Wir waren immer noch nicht fertig mit dem Spiel, als wir zum Mississippi aufbrachen. Am Ufer des Mississippi angekommen, gingen wir aufs oberste Deck des gigantischen Schiffes und dort war es außerordentlich heiß. Die Sonne brannte regelrecht auf unsere Köpfe. Aber als das Schiff losgefahren war, war es auch aufgrund des Fahrtwinds weitaus angenehmer.  

Die Aussicht jedenfalls war wirklich genial. Wir sind unter verschiedenen, sehr beeindruckenden Brücken durchgefahren.Außerdem habe ich hier ein orangefarbenes, nach Melone schmeckendes Getränk probieren können, welches mich geschmacklich sehr an unser Kaktuswassereis aus Deutschland erinnert hat.  

Den Rest des Abends verbrachten wir mit Gesprächen über alles Mögliche und meine Gastschwester und ich arbeiteten jeweils an unseren Bullet Journalen.  

Während wir zu Abend Lasagne aßen, erklärte mir der Gastvater ein wenig, wie in Amerika die Wahlen der Parlamente funktionieren, weil ich ein Interesse für Politik hege. 

Im Grunde genommen war der heutige Tag ein wirklich perfekter Tag und ich hatte viel Spaß. 

Montag, 17.09. 2018: Mona Jansen

 Morgens bin ich mit meiner Austauschschülerin Hannah zu einer Stunde introduction to education im College in Bettendorf gefahren.

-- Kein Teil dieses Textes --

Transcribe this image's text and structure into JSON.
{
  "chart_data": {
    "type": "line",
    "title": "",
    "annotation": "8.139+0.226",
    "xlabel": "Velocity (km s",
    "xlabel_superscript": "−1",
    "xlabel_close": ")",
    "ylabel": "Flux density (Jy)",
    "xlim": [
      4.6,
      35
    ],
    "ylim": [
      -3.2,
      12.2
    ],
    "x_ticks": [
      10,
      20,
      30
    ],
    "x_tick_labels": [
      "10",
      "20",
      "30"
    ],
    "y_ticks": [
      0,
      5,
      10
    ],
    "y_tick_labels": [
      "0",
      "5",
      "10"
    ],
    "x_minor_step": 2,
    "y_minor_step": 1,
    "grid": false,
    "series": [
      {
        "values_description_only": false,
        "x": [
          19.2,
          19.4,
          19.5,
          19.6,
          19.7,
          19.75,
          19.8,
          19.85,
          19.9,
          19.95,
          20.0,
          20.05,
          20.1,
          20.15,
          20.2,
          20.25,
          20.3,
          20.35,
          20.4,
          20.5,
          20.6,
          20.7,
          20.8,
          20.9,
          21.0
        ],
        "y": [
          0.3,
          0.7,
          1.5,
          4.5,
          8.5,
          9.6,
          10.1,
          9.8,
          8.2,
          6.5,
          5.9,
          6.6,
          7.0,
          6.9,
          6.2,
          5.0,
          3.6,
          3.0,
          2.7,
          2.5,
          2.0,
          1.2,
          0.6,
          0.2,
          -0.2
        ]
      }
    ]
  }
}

In dem Kurs waren nur neun Leute und die Lehrerin war sehr nett zu mir. Sie wurde von den Schülern mit Vornamen angesprochen und hat einiges aus ihrem Privatleben erzählt. Im Kurs ging es darum, wie man “English language learners”, also z.B. arabisch Sprechende in Amerika, motiviert und ermutigt, die englische Sprache zu lernen. Dazu wurden auch einige Videos gezeigt, die sehr interessant waren.

Danach sind wir zurück zur Schule gefahren, wo wir „homeroom“ hatten. Dort haben wir über unsere Erlebnisse des letzten Wochenendes geredet und Ideen für das Programm des Abschiedsabends gesammelt.

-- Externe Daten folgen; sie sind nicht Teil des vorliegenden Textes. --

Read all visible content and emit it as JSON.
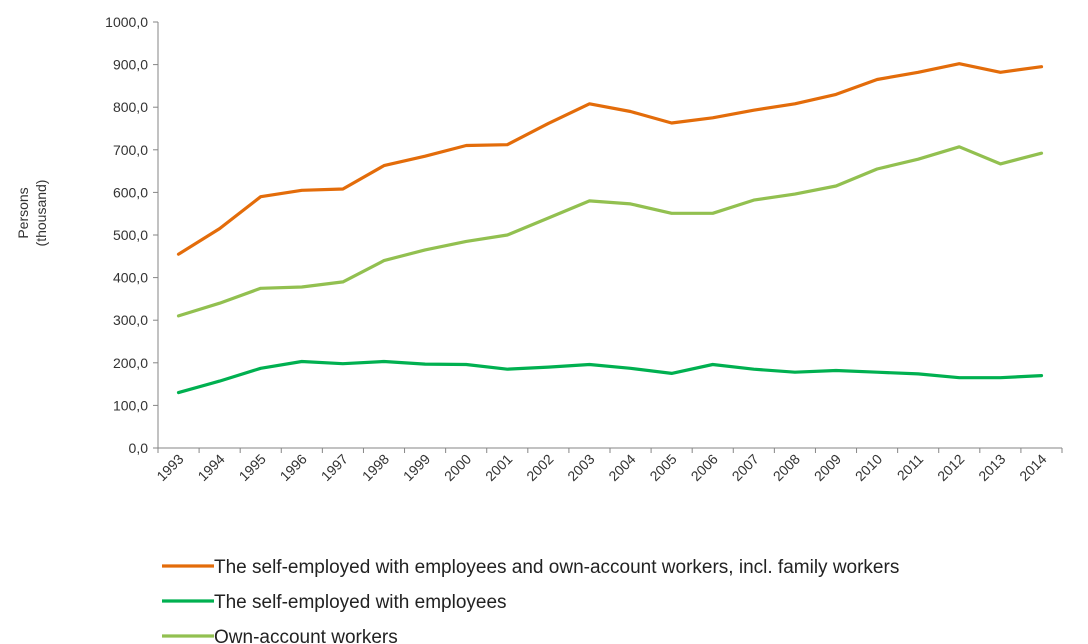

Um halb zwölf sind wir dann mit dem Bus nach Davenport zur Fabrik von John Deere, einer Traktor- und Lasterfirma, gefahren. Dort hat man uns zuerst einen Einführungsfilm über die Firma, die Produktion und die Mitarbeiter gezeigt. Danach sind wir mit einer Bimmelbahn durch die Produktionshalle gefahren, während ein Mann über Headset eine Führung gegeben hat. Er hat uns die verschiedenen Stationen der Produktionen erklärt. Ich fand es sehr interessant, die riesige Halle und die Produktion zu sehen.

In der Schule waren nur noch zwanzig Minuten Unterricht, also haben wir auf unsere Austauschschüler gewartet. Hannahs Bruder hat mich nach Hause gebracht, wo ich dann geschlafen habe, bis Hannah von ihrem Volleyball-Training gekommen ist.

Weil noch andere aus der GAPP-Gruppe dort waren, sind wir zum Fastfood Restaurant Wendy’s gefahren. Dort haben wir noch mit den anderen zusammengesessen. Ich wollte mir ein Wasser kaufen und war etwas überrascht, weil es nichts kostete.

Danach haben wir uns mit anderen GAPP-Mitgliedern getroffen, um Annas Geburtstag ein wenig zu feiern. Wir hatten Partyhütchen auf und haben sowohl deutsche als auch amerikanische Musik gehört.

Es war ein sehr schöner Tag und ich bin froh über die tolle Zeit, die ich hier in Amerika verbringen kann.